Doch auch diese Variante lehnten Österreich, Deutschland und Frankreich beim Außenministertreffen Anfang der Woche ab. Luxemburgs Premier Jean-Claude Juncker hingegen unterstützt die irische Position: "Ich hielte es für einen großen Fehler, auf einen spezifischen, ureigenen EU-Beitrag im Rahmen des gesamten Konjunkturpakets zu verzichten", sagte er der Frankfurter Rundschau.

Ausgerechnet Paris und Berlin, die angesichts der Krise sämtliche Mahnungen aus Brüssel in den Wind schlagen, fordern nun mehr Führungsstärke von der EU-Kommission. "Wir rufen die Europäische Kommission nachdrücklich auf, alle Bedrohungen des fairen Wettbewerbs im Binnenmarkt und auch im Hinblick auf unsere internationalen Partner streng zu beobachten", heißt es in einem offenen Brief, mit dem sich die deutsch-französische Achse auf der europäischen Bühne zurückmeldet.

"Registrierung, Regulierung und Aufsicht" für Hedgefonds und private Anlagegesellschaften sowie Vergütungsregeln für Manager, "die transparent und an langfristigen Ergebnissen orientiert sind", sollen europaweit eingeführt werden. Die EU-Kommission hat entsprechende Vorschläge für den 21. April angekündigt. Dabei will sie sich nicht mit Leitlinien begnügen, sondern Rahmengesetze auf den Weg bringen.
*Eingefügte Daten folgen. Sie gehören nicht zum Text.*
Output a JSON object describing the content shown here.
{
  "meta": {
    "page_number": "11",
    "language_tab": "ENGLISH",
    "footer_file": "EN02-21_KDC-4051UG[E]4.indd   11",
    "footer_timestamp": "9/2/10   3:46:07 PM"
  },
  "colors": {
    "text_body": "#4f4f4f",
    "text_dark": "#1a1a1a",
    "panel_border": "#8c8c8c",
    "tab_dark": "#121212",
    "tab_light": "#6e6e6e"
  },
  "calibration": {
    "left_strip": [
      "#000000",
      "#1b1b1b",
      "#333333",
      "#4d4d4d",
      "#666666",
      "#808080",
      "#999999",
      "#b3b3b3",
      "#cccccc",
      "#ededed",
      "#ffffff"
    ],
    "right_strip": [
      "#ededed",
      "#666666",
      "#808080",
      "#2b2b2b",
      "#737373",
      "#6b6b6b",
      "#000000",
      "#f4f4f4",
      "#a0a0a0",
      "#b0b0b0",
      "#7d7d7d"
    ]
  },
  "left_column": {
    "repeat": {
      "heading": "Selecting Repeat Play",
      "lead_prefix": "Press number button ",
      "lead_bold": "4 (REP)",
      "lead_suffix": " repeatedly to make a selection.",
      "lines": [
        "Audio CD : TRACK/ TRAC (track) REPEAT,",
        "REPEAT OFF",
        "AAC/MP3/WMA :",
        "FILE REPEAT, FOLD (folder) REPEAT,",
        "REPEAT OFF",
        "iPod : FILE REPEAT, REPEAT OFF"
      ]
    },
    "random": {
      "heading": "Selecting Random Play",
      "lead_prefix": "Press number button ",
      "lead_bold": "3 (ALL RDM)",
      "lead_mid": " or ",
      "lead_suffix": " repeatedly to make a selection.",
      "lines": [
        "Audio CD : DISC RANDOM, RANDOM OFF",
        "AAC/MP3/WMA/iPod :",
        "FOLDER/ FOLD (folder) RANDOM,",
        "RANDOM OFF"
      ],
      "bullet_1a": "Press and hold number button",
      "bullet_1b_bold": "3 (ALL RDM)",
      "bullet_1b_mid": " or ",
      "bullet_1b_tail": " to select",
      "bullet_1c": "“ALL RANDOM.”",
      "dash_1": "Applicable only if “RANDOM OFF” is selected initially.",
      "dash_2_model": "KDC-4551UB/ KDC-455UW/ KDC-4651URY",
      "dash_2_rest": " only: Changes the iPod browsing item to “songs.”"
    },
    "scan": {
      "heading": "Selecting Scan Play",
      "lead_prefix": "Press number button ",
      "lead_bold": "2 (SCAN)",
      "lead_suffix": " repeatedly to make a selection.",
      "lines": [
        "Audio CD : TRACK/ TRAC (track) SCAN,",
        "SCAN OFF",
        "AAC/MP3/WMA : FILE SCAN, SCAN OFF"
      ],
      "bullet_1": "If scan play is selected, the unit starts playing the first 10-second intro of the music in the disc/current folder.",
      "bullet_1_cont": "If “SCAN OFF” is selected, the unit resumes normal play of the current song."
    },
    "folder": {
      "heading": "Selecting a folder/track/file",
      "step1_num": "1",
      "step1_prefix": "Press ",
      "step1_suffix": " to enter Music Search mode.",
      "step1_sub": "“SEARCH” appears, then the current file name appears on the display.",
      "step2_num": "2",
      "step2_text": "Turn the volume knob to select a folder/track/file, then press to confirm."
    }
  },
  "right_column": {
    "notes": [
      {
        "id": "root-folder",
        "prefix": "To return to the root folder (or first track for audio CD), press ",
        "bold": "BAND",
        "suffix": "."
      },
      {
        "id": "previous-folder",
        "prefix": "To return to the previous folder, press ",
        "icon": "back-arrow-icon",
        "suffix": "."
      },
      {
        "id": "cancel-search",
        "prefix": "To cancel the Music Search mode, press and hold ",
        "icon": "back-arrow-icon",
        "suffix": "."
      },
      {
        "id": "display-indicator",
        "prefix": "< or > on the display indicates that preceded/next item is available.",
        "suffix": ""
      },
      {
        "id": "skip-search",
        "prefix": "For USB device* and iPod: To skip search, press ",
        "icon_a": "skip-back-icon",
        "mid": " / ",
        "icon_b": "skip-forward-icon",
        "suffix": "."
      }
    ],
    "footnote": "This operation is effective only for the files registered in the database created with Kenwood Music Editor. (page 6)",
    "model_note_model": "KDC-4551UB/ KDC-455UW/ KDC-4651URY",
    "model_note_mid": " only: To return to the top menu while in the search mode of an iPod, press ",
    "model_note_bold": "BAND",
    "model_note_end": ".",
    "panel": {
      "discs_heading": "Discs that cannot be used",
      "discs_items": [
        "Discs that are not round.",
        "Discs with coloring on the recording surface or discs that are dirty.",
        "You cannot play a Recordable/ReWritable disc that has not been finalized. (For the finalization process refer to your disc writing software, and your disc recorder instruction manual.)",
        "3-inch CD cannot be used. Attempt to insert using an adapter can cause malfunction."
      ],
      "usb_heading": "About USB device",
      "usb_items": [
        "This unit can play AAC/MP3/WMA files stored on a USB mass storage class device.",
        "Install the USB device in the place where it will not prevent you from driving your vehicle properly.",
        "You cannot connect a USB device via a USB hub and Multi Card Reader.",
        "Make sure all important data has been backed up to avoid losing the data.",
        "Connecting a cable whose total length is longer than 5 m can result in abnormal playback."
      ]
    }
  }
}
Hinter den Kulissen aber streiten die Rechtsexperten von Rat und Kommission erbittert über die Rechtsgrundlagen. Je nachdem, ob der Verbraucherschutz, der freie Kapitalverkehr oder der Binnenmarkt im Vordergrund steht, ändert sich das Verfahren. Davon, ob der Rat einstimmig entscheiden muss oder das Parlament Mitsprache hat, hängt auch die Dauer des Gesetzgebungsverfahrens ab. Experten schätzen, dass die Prozedur sich bis zu drei Jahre hinziehen kann. Für die aktuelle Krise kommen die neuen Regeln dann wohl zu spät.